The Policing of Wrongspeak

Melanie Phillips
Substack, Nov. 20, 2024
 
“… it was hatred of Jews; and hatred of Jews seems to be a non-hate thing altogether.”
 
According to The Times (UK £), doctors, vicars, social workers and other professionals have been investigated by the police for “non-crime hate incidents”. Oh — so too have nine year-olds.
Eh? Say again?! And what exactly is a non-crime hate incident? What do these words even mean? If the incident isn’t a crime, why are the police investigating it at all?
You may well ask. When a furore developed over this issue last week Stephen Parkinson, the Director of Public Prosecutions, was baffled. “I had to look up what on earth the term meant — I was puzzled by it,” said Britain’s chief prosecutor.
This was hardly surprising, since it makes no sense at all unless you have a mindset forged in the Soviet Union. For the point is not to police crime but to police people’s thinking. 
This is utterly inimical to a free society. Or rather, it certainly should be. Yet it’s now utterly out of control. According to statistics from 45 of Britain’s 48 police forces, more than 13,200 “hate incidents” were recorded in the 12 months to June this year.
Government guidance says that non-crime hate incidents are supposed to be recorded where an incident is “clearly motivated by intentional hostility” and where there is a real risk of escalation “causing significant harm or a criminal offence”. 

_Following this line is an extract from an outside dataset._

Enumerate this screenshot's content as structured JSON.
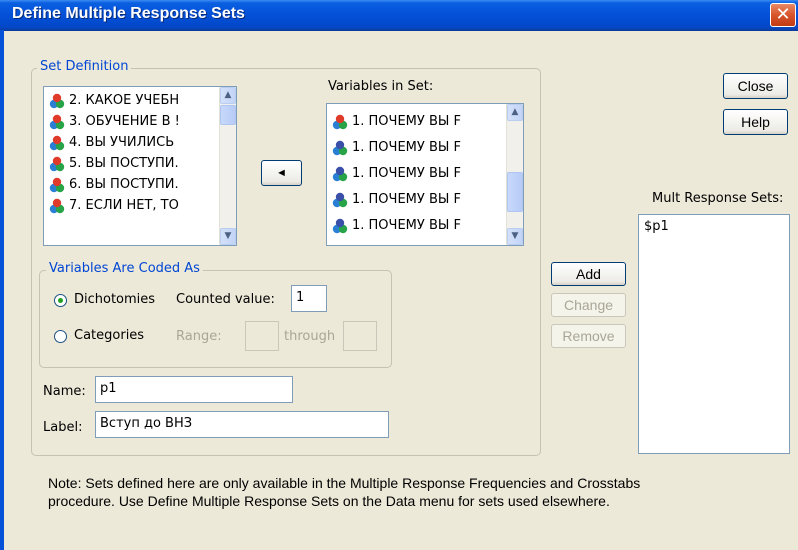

Yet police forces have recorded such incidents against a nine-year-old who called a primary school classmate a “retard,” and against two secondary school girls who said that another pupil smelt “like fish”. Officers similarly recorded them against a man who voiced his view on transgender pronouns; a journalist who described a challenging interview with a “deaf and dumb” person; and a vicar who told a parishioner it was a sin to be gay.